Internet Privacy in India: A socio-legal perspective

Rachiyta JainLaw

Everybody has their own way of defining “Privacy.” In simple words, “Privacy” is the right of an individual to make a personal decision regarding his personal matters secluded from public scrutiny. Often people confuse between the terms “privacy” and “security”. They are close cousins but different. With the advent of the Internet, a new term called “Internet Privacy” has come into the limelight. The use of the internet affects the privacy rights of an individual greatly. There is a huge amount of personal data about everyone on the internet and what we fail to realize is that we give away this data ourselves. Such internet privacy issues relating to personal data arise from insecure electronic transactions, data trails and logs of email messages, online banking and the tracking of web pages.

Internet Privacy Laws in India

There is no specific legislation on Internet Privacy and data protection in India. However, the Information Technology Act, 2000 contains specific provisions intended to protect electronic data (including non-electronic records or information that have been, are currently or are intended to be processed electronically).

  • Section 43 and Section 43A of the Act lay down provisions for damaging, stealing, illegally accessing, misusing etc. one’s data, computer/computer system etc.
  • Section 72 of the Act also discusses punishment for a person breaching confidentiality by sharing data without consent to which he has secured access.
  • Section 66E talks about an individual’s privacy and punishment for violating the same in any electronic form such as transmitting a photo of one’s private part without consent or anything which would violate his privacy.
  • Section 354 A to D, introduced by the Criminal Law Amendment Act, 2013, after the famous Nirbhaya rape case in December 2012 emphasized the privacy of females in India. India’s IT Ministry adopted the Information Technology (Reasonable Security Practices and Procedures and Sensitive Personal Data or Information) Rules (Privacy Rules).

The Privacy Rules, which took effect in 2011, require corporate entities collecting, processing and storing personal data, including sensitive personal information to comply with certain procedures.

What can we do from here?

Technological advancements such as micro-cameras and video surveillance have had a profound effect on personal privacy. Everyone, be it an individual or an organisation has a right to protect and preserve their personal, sensitive and commercial data and information. India at the moment needs a dedicated law protecting the data and personal privacy of an individual.
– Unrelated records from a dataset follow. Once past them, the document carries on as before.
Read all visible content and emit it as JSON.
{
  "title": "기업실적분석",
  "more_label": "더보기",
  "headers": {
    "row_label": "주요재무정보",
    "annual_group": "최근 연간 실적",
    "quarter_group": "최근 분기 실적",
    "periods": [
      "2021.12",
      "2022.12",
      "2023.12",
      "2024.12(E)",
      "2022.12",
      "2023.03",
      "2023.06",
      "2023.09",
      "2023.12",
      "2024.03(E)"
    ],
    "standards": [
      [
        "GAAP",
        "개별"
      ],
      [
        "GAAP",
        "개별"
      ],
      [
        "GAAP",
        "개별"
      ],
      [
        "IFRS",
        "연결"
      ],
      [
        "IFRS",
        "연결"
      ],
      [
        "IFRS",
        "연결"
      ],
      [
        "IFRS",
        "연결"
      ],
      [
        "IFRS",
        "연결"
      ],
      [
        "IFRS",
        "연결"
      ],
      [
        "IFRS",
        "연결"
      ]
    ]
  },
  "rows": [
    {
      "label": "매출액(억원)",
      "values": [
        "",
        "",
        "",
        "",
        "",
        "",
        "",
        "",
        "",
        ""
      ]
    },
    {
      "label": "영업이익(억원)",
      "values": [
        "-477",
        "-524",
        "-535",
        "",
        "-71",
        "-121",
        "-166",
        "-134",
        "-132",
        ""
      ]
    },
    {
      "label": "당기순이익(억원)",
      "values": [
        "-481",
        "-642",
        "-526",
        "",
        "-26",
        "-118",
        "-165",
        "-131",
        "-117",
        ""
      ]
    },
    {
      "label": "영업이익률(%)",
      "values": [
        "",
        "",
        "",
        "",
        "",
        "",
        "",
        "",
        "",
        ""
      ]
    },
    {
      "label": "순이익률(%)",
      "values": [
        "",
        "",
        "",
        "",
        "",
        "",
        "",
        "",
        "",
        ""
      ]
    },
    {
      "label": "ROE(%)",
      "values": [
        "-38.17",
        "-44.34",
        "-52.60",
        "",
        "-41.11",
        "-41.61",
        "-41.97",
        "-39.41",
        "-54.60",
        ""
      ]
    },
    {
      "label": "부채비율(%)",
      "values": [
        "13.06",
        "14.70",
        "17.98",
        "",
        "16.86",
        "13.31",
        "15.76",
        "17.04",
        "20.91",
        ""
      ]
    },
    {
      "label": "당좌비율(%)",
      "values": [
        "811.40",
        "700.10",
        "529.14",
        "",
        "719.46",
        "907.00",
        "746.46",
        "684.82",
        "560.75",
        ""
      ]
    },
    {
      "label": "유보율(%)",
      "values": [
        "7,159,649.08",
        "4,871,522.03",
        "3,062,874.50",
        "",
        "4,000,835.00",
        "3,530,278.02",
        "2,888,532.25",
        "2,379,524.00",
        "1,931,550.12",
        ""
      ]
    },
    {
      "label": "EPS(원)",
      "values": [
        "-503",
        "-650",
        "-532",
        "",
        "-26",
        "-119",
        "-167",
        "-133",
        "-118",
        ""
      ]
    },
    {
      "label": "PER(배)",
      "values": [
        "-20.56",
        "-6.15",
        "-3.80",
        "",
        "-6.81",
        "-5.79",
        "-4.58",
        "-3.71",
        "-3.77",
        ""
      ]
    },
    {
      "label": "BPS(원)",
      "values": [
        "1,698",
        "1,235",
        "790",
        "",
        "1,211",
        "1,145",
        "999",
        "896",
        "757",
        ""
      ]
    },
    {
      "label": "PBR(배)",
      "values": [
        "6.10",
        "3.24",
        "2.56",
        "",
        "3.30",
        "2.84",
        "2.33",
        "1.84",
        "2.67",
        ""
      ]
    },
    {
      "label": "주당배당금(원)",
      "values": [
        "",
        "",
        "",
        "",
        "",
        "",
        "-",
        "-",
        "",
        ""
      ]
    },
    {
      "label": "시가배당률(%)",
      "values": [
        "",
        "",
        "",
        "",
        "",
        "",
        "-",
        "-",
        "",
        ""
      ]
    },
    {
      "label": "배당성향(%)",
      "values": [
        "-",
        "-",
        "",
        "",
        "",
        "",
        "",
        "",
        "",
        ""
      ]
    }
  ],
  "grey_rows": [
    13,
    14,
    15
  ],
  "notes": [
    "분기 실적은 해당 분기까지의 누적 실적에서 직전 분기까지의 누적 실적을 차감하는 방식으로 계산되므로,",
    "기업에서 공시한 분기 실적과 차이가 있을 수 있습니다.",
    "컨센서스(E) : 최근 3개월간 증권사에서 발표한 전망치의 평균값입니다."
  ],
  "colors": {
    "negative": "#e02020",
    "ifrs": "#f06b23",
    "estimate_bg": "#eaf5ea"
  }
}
A national privacy policy is still missing in India. A right-to-privacy bill of India 2011 was suggested in the year 2011. However, to date, we do not have any conclusive draft introduced in the Parliament of India. In fact, we are still waiting for public disclosure of the final and conclusive proposed draft Right to Privacy Bill 2011 of India introduced in Parliament.

Laws enacted must keep both genders in mind, instead of focusing on only female rights. After all, in cyberspace, both males and females are equal victims. A gender-neutral law is as crucial as a technological-neutral legislation. Protecting the privacy rights of individuals requires a re-conceptualization on both personal as well as professional grounds keeping in mind human privacy in the context of Information and Communication Technologies (ICTs).